Sunday, August 25, 2019

Blueprint: Kubernetes is the End Game for NFVI

by Martin Taylor, Chief Technical Officer, Metaswitch

In October 2012, when a group of 13 network operators launched their white paper describing Network Functions Virtualization, the world of cloud computing technology looked very different than it does today.  As cloud computing has evolved, and as telcos have developed a deeper understanding of it, so the vision for NFV has evolved and changed out of all recognition.
The early vision of NFV focused on moving away from proprietary hardware to software running on commercial off-the-shelf servers.  This was described in terms of “software appliances”.  And in describing the compute environment in which those software appliances would run, the NFV pioneers took their inspiration from enterprise IT practices of that era, which focused on consolidating servers with the aid of hypervisors that essentially virtualized the physical host environment.

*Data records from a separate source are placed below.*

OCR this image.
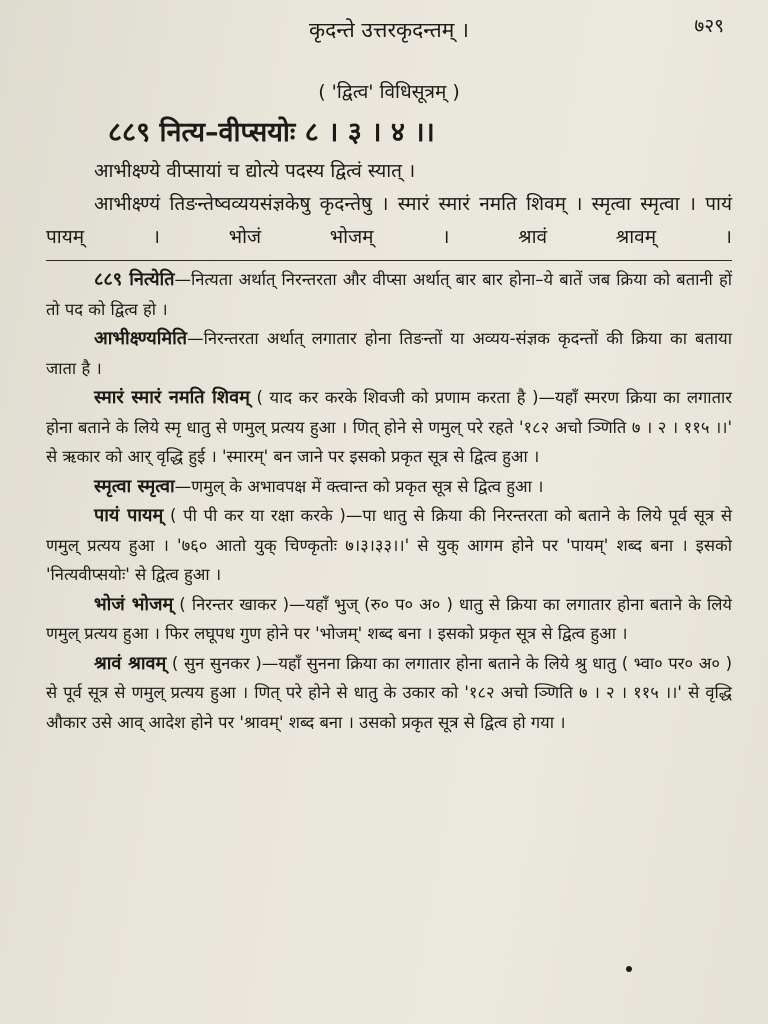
कृदन्ते उत्तरकृदन्तम् ।	७२९
( 'द्वित्व' विधिसूत्रम् )
८८९ नित्य–वीप्सयोः ८ । ३ । ४ ।।

आभीक्ष्ण्ये वीप्सायां च द्योत्ये पदस्य द्वित्वं स्यात् ।

आभीक्ष्ण्यं तिङन्तेष्वव्ययसंज्ञकेषु कृदन्तेषु । स्मारं स्मारं नमति शिवम् । स्मृत्वा स्मृत्वा । पायं पायम् । भोजं भोजम् । श्रावं श्रावम् ।

८८९ नित्येति—नित्यता अर्थात् निरन्तरता और वीप्सा अर्थात् बार बार होना–ये बातें जब क्रिया को बतानी हों तो पद को द्वित्व हो ।

आभीक्ष्ण्यमिति—निरन्तरता अर्थात् लगातार होना तिङन्तों या अव्यय-संज्ञक कृदन्तों की क्रिया का बताया जाता है ।

स्मारं स्मारं नमति शिवम् ( याद कर करके शिवजी को प्रणाम करता है )—यहाँ स्मरण क्रिया का लगातार होना बताने के लिये स्मृ धातु से णमुल् प्रत्यय हुआ । णित् होने से णमुल् परे रहते '१८२ अचो ञ्णिति ७ । २ । ११५ ।।' से ऋकार को आर् वृद्धि हुई । 'स्मारम्' बन जाने पर इसको प्रकृत सूत्र से द्वित्व हुआ ।

स्मृत्वा स्मृत्वा—णमुल् के अभावपक्ष में क्त्वान्त को प्रकृत सूत्र से द्वित्व हुआ ।

पायं पायम् ( पी पी कर या रक्षा करके )—पा धातु से क्रिया की निरन्तरता को बताने के लिये पूर्व सूत्र से णमुल् प्रत्यय हुआ । '७६० आतो युक् चिण्कृतोः ७।३।३३।।' से युक् आगम होने पर 'पायम्' शब्द बना । इसको 'नित्यवीप्सयोः' से द्वित्व हुआ ।

भोजं भोजम् ( निरन्तर खाकर )—यहाँ भुज् (रु० प० अ० ) धातु से क्रिया का लगातार होना बताने के लिये णमुल् प्रत्यय हुआ । फिर लघूपध गुण होने पर 'भोजम्' शब्द बना । इसको प्रकृत सूत्र से द्वित्व हुआ ।

श्रावं श्रावम् ( सुन सुनकर )—यहाँ सुनना क्रिया का लगातार होना बताने के लिये श्रु धातु ( भ्वा० पर० अ० ) से पूर्व सूत्र से णमुल् प्रत्यय हुआ । णित् परे होने से धातु के उकार को '१८२ अचो ञ्णिति ७ । २ । ११५ ।।' से वृद्धि औकार उसे आव् आदेश होने पर 'श्रावम्' शब्द बना । उसको प्रकृत सूत्र से द्वित्व हो गया ।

Meanwhile, hyperscale Web players such as Netflix and Facebook were developing cloud-based system architectures that support massive scalability with a high degree of resilience, which can be evolved very rapidly through incremental software enhancements, and which can be operated very cost-effectively with the aid of a high degree of operations automation.  The set of practices developed by these players has come to be known as “cloud-native”, which can be summarized as dynamically orchestratable micro-services architectures, often based on stateless processing elements working with separate state storage micro-services, all deployed in Linux containers.

It’s been clear to most network operators for at least a couple of years that cloud-native is the right way to do NFV, for the following reasons:

  • Microservices-based architectures promote rapid evolution of software capabilities to enable enhancement of services and operations, unlike legacy monolithic software architectures with their 9-18 month upgrade cycles and their costly and complicated roll-out procedures.
  • Microservices-based architectures enable independent and dynamic scaling of different functional elements of the system with active-active N+k redundancy, which minimizes the hardware resources required to deliver any given service.
  • Software packaged in containers is inherently more portable than VMs and does much to eliminate the problem of complex dependencies between VMs and the underlying infrastructure which has been a major issue for NFV deployments to date.
  • The cloud-native ecosystem includes some outstandingly useful open source projects, foremost among which is Kubernetes – of which more later.  Other key open source projects in the cloud-native ecosystem include Helm, a Kubernetes application deployment manager, service meshes such as Istio and Linkerd, and telemetry/logging solutions including Prometheus, Fluentd and Grafana.  All of these combine to simplify, accelerate and lower the cost of developing, deploying and operating cloud-native network functions.

5G is the first new generation of mobile technology since the advent of the NFV era, and as such it represents a great opportunity to do NFV right – that is, the cloud-native way.  The 3GPP standards for 5G are designed to promote a cloud-native approach to the 5G core – but they don’t actually guarantee that 5G core products will be recognisably cloud-native.  It’s perfectly possible to build a standards-compliant 5G core that is resolutely legacy in its software architecture, and we believe that some vendors will go down that path.  But some, at least, are stepping up to the plate and building genuinely cloud native solutions for the 5G core.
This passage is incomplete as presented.